Fri Sep 18, 2020, 11:11 PM
Sep 2020

You look at the pictures you cannot help going back to that time in your youth too.

rickford66

(5,521 posts)
4. My wife of 46 years is gone.
Fri Sep 18, 2020, 11:13 PM
Sep 2020

But I have photos of her on display from before I met her. I wish I knew her earlier.

NNadir

(33,475 posts)
11. Deepest sincere condolences. I can only imagine your grief.
Sat Sep 19, 2020, 08:15 AM
Sep 2020

The most selfish thing in my marriage, I think, is that I want to die before she does.

rickford66

(5,521 posts)
12. I figured to go first also.
Sat Sep 19, 2020, 10:35 AM
Sep 2020

It didn't work out that way. My wife once got irritated when I was looking at a photo of her when she was maybe 17 or 18. She of course wasn't the same person, but I loved both of them.

NNadir

(33,475 posts)
13. I know exactly what you mean. It sounds as if you loved her a great deal...
Sat Sep 19, 2020, 11:11 AM
Sep 2020

...and I'm sure it gives you peace to understand how love changes as it grows.

It will always be with you, I'm sure, that love, I sense.

It irritates my wife too, when she catches me looking at pictures of her as a girl or young woman.

It annoyed her to no end that men hit on her because of the way she looked; frankly I was no exception when I first met her, but after she flipped me off - which she did very deftly by telling me all about her boyfriend at the time - I, unlike many others, did not become resentful or offended. Because she was so nice, so sweet, so smart, I was satisfied to be "just a friend," as most flip offs go.

(I was somewhat older than most of her pursuers - although there were older men hitting on her as well - but in general a little bit more mature. Of course, when I remember her at that time, like I said, she struck me as very mature, but now that I'm around people in their early and mid 20's through my sons, I kind of wonder. This isn't to say that these young people are not highly intelligent, ethical, and hardworking. It is only to say that they lack a depth of vision, perhaps a depth of vision that you apparently share; knowing what love really is.)

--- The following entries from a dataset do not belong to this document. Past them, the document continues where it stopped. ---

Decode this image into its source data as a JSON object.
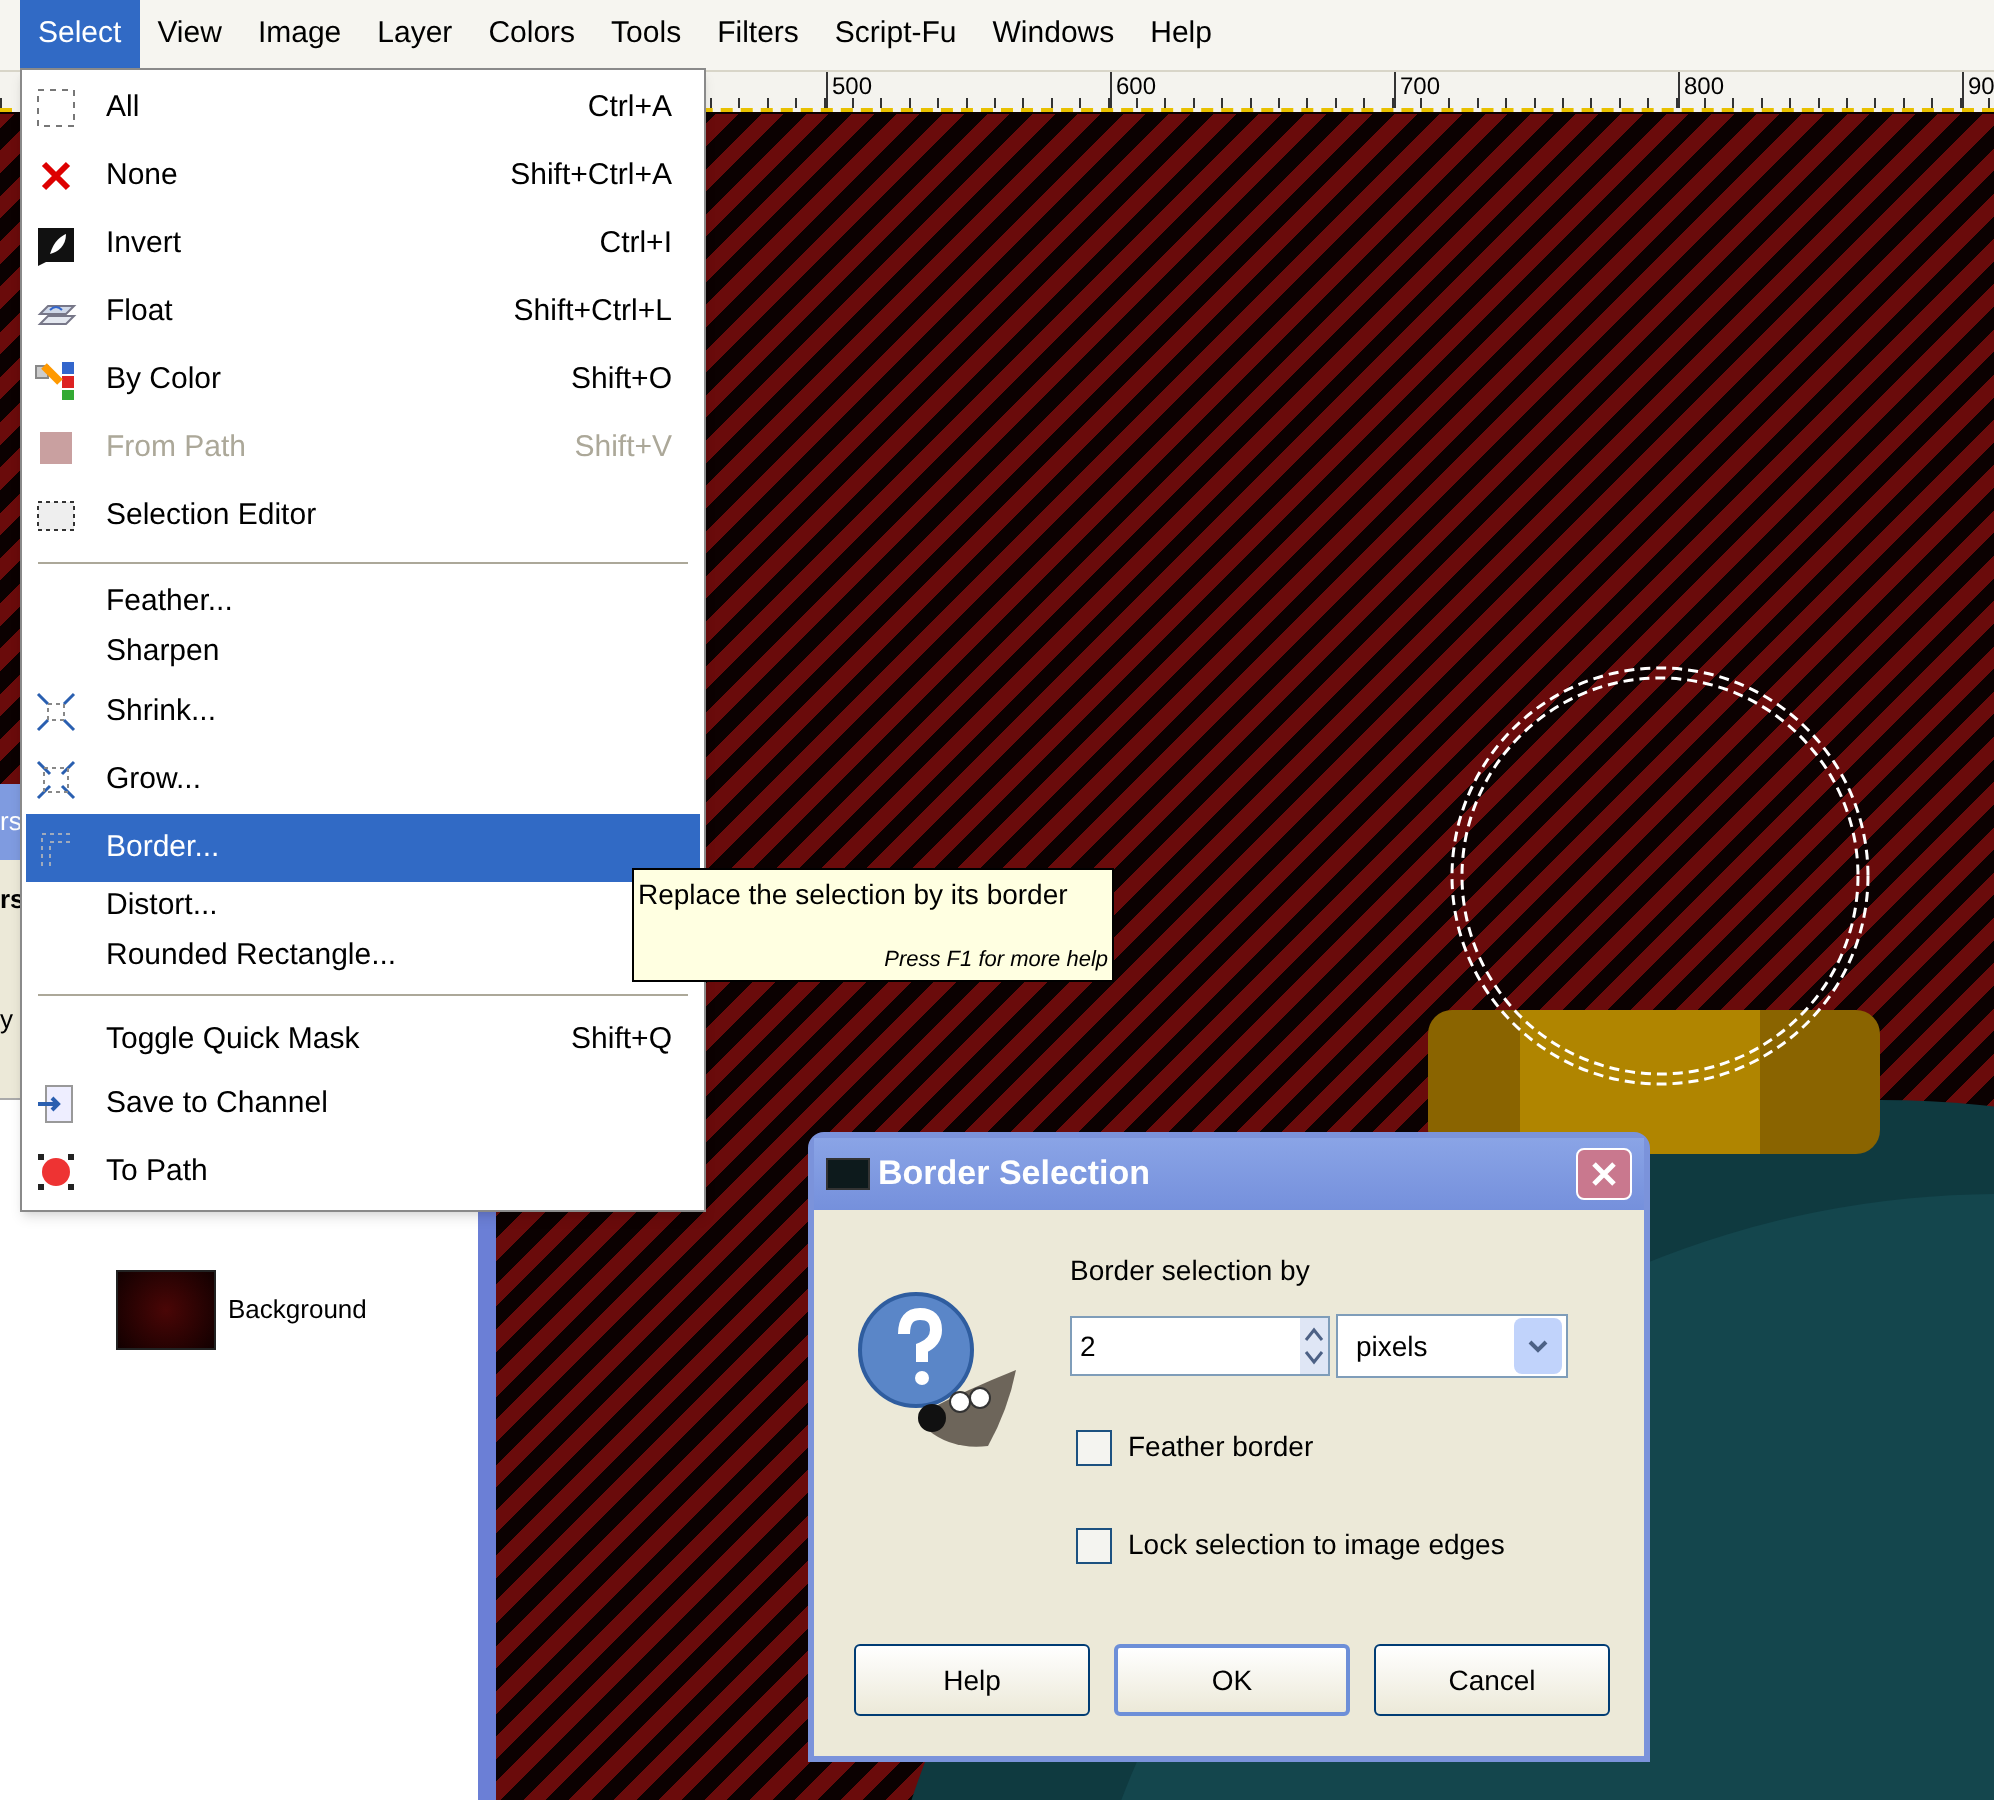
{
  "menubar": [
    {
      "label": "Select",
      "selected": true
    },
    {
      "label": "View",
      "selected": false
    },
    {
      "label": "Image",
      "selected": false
    },
    {
      "label": "Layer",
      "selected": false
    },
    {
      "label": "Colors",
      "selected": false
    },
    {
      "label": "Tools",
      "selected": false
    },
    {
      "label": "Filters",
      "selected": false
    },
    {
      "label": "Script-Fu",
      "selected": false
    },
    {
      "label": "Windows",
      "selected": false
    },
    {
      "label": "Help",
      "selected": false
    }
  ],
  "ruler": {
    "labels": [
      "500",
      "600",
      "700",
      "800",
      "90"
    ]
  },
  "dock": {
    "title": "rs",
    "labels": [
      "rs",
      "y"
    ],
    "layers": [
      {
        "name": "Background"
      }
    ]
  },
  "menu": {
    "items": [
      {
        "kind": "item",
        "label": "All",
        "shortcut": "Ctrl+A",
        "disabled": false,
        "selected": false
      },
      {
        "kind": "item",
        "label": "None",
        "shortcut": "Shift+Ctrl+A",
        "disabled": false,
        "selected": false
      },
      {
        "kind": "item",
        "label": "Invert",
        "shortcut": "Ctrl+I",
        "disabled": false,
        "selected": false
      },
      {
        "kind": "item",
        "label": "Float",
        "shortcut": "Shift+Ctrl+L",
        "disabled": false,
        "selected": false
      },
      {
        "kind": "item",
        "label": "By Color",
        "shortcut": "Shift+O",
        "disabled": false,
        "selected": false
      },
      {
        "kind": "item",
        "label": "From Path",
        "shortcut": "Shift+V",
        "disabled": true,
        "selected": false
      },
      {
        "kind": "item",
        "label": "Selection Editor",
        "disabled": false,
        "selected": false
      },
      {
        "kind": "separator"
      },
      {
        "kind": "item",
        "label": "Feather...",
        "disabled": false,
        "selected": false
      },
      {
        "kind": "item",
        "label": "Sharpen",
        "disabled": false,
        "selected": false
      },
      {
        "kind": "item",
        "label": "Shrink...",
        "disabled": false,
        "selected": false
      },
      {
        "kind": "item",
        "label": "Grow...",
        "disabled": false,
        "selected": false
      },
      {
        "kind": "item",
        "label": "Border...",
        "disabled": false,
        "selected": true
      },
      {
        "kind": "item",
        "label": "Distort...",
        "disabled": false,
        "selected": false
      },
      {
        "kind": "item",
        "label": "Rounded Rectangle...",
        "disabled": false,
        "selected": false
      },
      {
        "kind": "separator"
      },
      {
        "kind": "item",
        "label": "Toggle Quick Mask",
        "shortcut": "Shift+Q",
        "disabled": false,
        "selected": false
      },
      {
        "kind": "item",
        "label": "Save to Channel",
        "disabled": false,
        "selected": false
      },
      {
        "kind": "item",
        "label": "To Path",
        "disabled": false,
        "selected": false
      }
    ]
  },
  "tooltip": {
    "text": "Replace the selection by its border",
    "hint": "Press F1 for more help"
  },
  "dialog": {
    "title": "Border Selection",
    "prompt": "Border selection by",
    "value": "2",
    "unit": "pixels",
    "checkboxes": [
      {
        "label": "Feather border",
        "checked": false
      },
      {
        "label": "Lock selection to image edges",
        "checked": false
      }
    ],
    "buttons": [
      {
        "label": "Help",
        "default": false
      },
      {
        "label": "OK",
        "default": true
      },
      {
        "label": "Cancel",
        "default": false
      }
    ]
  }
}
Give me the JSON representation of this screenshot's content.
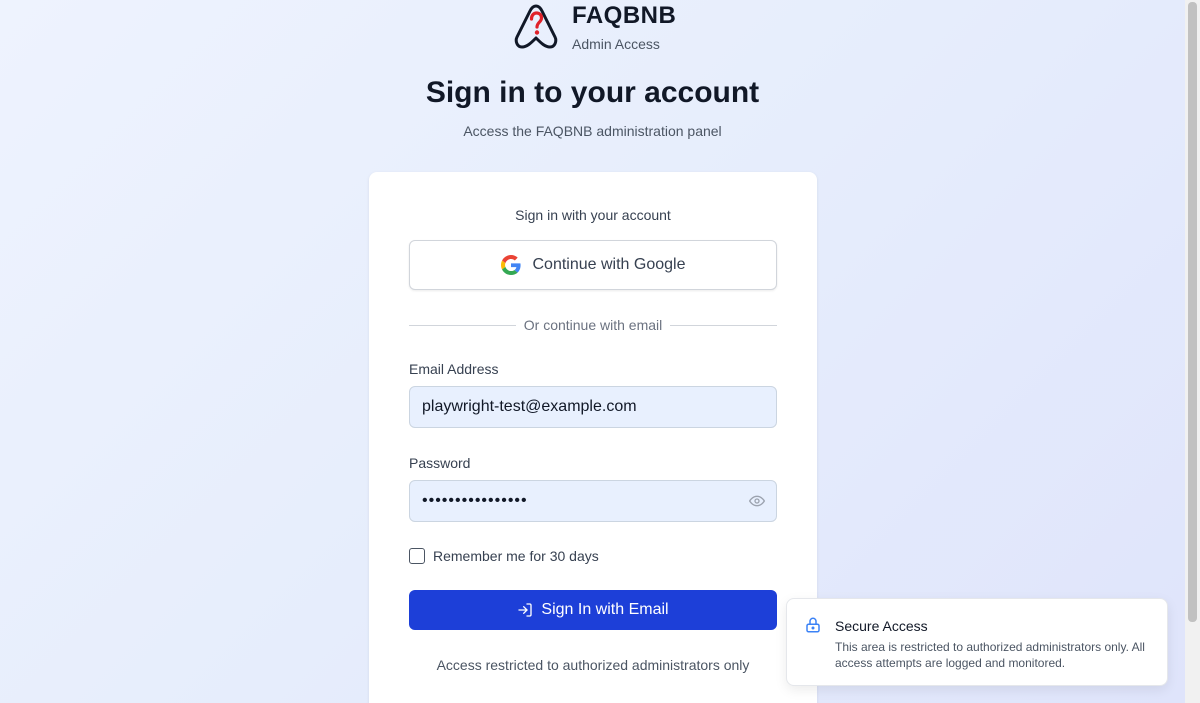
{
  "brand": {
    "name": "FAQBNB",
    "subtitle": "Admin Access",
    "logo_icon": "airbnb-question-logo-icon"
  },
  "header": {
    "title": "Sign in to your account",
    "subtitle": "Access the FAQBNB administration panel"
  },
  "card": {
    "heading": "Sign in with your account",
    "google_button": "Continue with Google",
    "divider": "Or continue with email",
    "email": {
      "label": "Email Address",
      "value": "playwright-test@example.com"
    },
    "password": {
      "label": "Password",
      "value": "••••••••••••••••"
    },
    "remember_label": "Remember me for 30 days",
    "remember_checked": false,
    "signin_button": "Sign In with Email",
    "restricted_note": "Access restricted to authorized administrators only"
  },
  "toast": {
    "title": "Secure Access",
    "message": "This area is restricted to authorized administrators only. All access attempts are logged and monitored.",
    "icon": "lock-icon"
  },
  "colors": {
    "primary": "#1d3fd8",
    "logo_accent": "#e0222a",
    "lock_icon": "#3b82f6"
  }
}
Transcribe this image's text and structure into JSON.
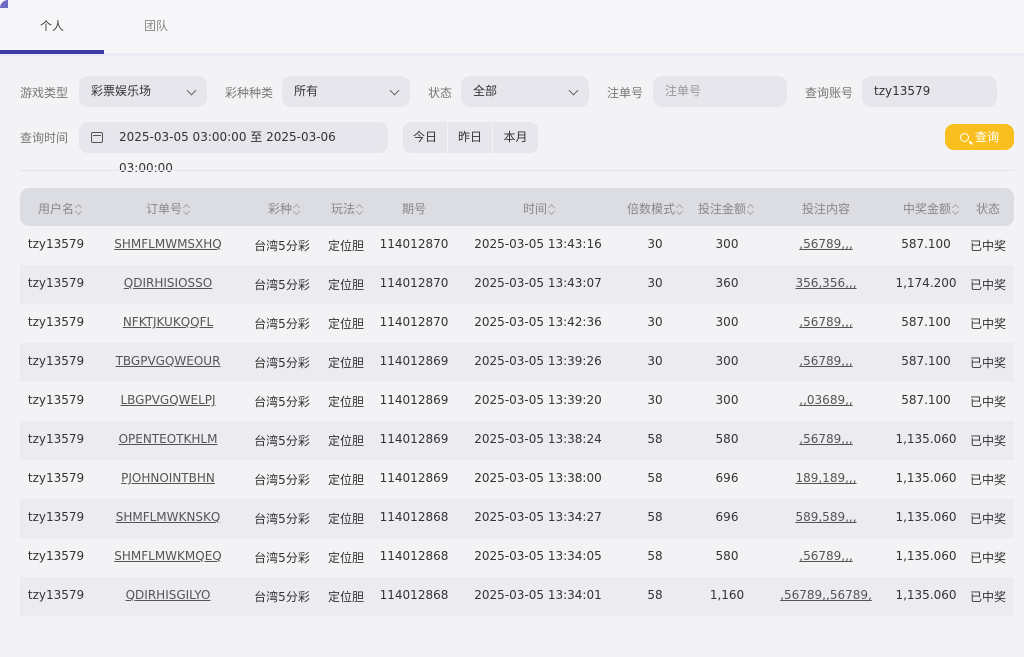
{
  "tabs": [
    {
      "label": "个人",
      "active": true
    },
    {
      "label": "团队",
      "active": false
    }
  ],
  "filters": {
    "game_type": {
      "label": "游戏类型",
      "value": "彩票娱乐场"
    },
    "lottery_kind": {
      "label": "彩种种类",
      "value": "所有"
    },
    "status": {
      "label": "状态",
      "value": "全部"
    },
    "order_no": {
      "label": "注单号",
      "placeholder": "注单号"
    },
    "account": {
      "label": "查询账号",
      "value": "tzy13579"
    },
    "time": {
      "label": "查询时间",
      "value": "2025-03-05 03:00:00 至 2025-03-06 03:00:00"
    },
    "quick_dates": [
      "今日",
      "昨日",
      "本月"
    ],
    "search_label": "查询"
  },
  "table": {
    "headers": [
      "用户名",
      "订单号",
      "彩种",
      "玩法",
      "期号",
      "时间",
      "倍数模式",
      "投注金额",
      "投注内容",
      "中奖金额",
      "状态"
    ],
    "rows": [
      [
        "tzy13579",
        "SHMFLMWMSXHQ",
        "台湾5分彩",
        "定位胆",
        "114012870",
        "2025-03-05 13:43:16",
        "30",
        "300",
        ",56789,,,",
        "587.100",
        "已中奖"
      ],
      [
        "tzy13579",
        "QDIRHISIOSSO",
        "台湾5分彩",
        "定位胆",
        "114012870",
        "2025-03-05 13:43:07",
        "30",
        "360",
        "356,356,,,",
        "1,174.200",
        "已中奖"
      ],
      [
        "tzy13579",
        "NFKTJKUKQQFL",
        "台湾5分彩",
        "定位胆",
        "114012870",
        "2025-03-05 13:42:36",
        "30",
        "300",
        ",56789,,,",
        "587.100",
        "已中奖"
      ],
      [
        "tzy13579",
        "TBGPVGQWEOUR",
        "台湾5分彩",
        "定位胆",
        "114012869",
        "2025-03-05 13:39:26",
        "30",
        "300",
        ",56789,,,",
        "587.100",
        "已中奖"
      ],
      [
        "tzy13579",
        "LBGPVGQWELPJ",
        "台湾5分彩",
        "定位胆",
        "114012869",
        "2025-03-05 13:39:20",
        "30",
        "300",
        ",,03689,,",
        "587.100",
        "已中奖"
      ],
      [
        "tzy13579",
        "OPENTEOTKHLM",
        "台湾5分彩",
        "定位胆",
        "114012869",
        "2025-03-05 13:38:24",
        "58",
        "580",
        ",56789,,,",
        "1,135.060",
        "已中奖"
      ],
      [
        "tzy13579",
        "PJOHNOINTBHN",
        "台湾5分彩",
        "定位胆",
        "114012869",
        "2025-03-05 13:38:00",
        "58",
        "696",
        "189,189,,,",
        "1,135.060",
        "已中奖"
      ],
      [
        "tzy13579",
        "SHMFLMWKNSKQ",
        "台湾5分彩",
        "定位胆",
        "114012868",
        "2025-03-05 13:34:27",
        "58",
        "696",
        "589,589,,,",
        "1,135.060",
        "已中奖"
      ],
      [
        "tzy13579",
        "SHMFLMWKMQEQ",
        "台湾5分彩",
        "定位胆",
        "114012868",
        "2025-03-05 13:34:05",
        "58",
        "580",
        ",56789,,,",
        "1,135.060",
        "已中奖"
      ],
      [
        "tzy13579",
        "QDIRHISGILYO",
        "台湾5分彩",
        "定位胆",
        "114012868",
        "2025-03-05 13:34:01",
        "58",
        "1,160",
        ",56789,,56789,",
        "1,135.060",
        "已中奖"
      ]
    ]
  }
}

We were friends for quite some time before we became lovers. After more than 30 years though, she is still suspicious of my intentions at the time, and doesn't want to think it was about looks. It wasn't, but on the other hand, it certainly didn't bother me that she was physically attractive. It was just a bonus.

Earthshine2

(3,956 posts)
6. If I were to psychoanalyze this based solely on the info here ...
Fri Sep 18, 2020, 11:30 PM
Sep 2020

it's not about her. It's about you.

You yearn to feel young again. By looking at those pics, it reminds you of how it felt to be young and in love.



Croney

(4,657 posts)
7. When it's dark, and we're in bed, we're still that young couple holding each other.
Fri Sep 18, 2020, 11:41 PM
Sep 2020

Decades have passed, but we forget.

GETPLANING

(846 posts)
8. I am lucky
Sat Sep 19, 2020, 12:14 AM
Sep 2020

My wife was very attractive at 30, she still turns heads at 65. We have our wedding photo on a shelf in the hallway. I tell people, "That's my wife with her first husband."
"Oh, really," they say, "he was really handsome, you're pretty cool to let her keep that photo around."
After a pause, laughter. Yes, I'm pretty lucky.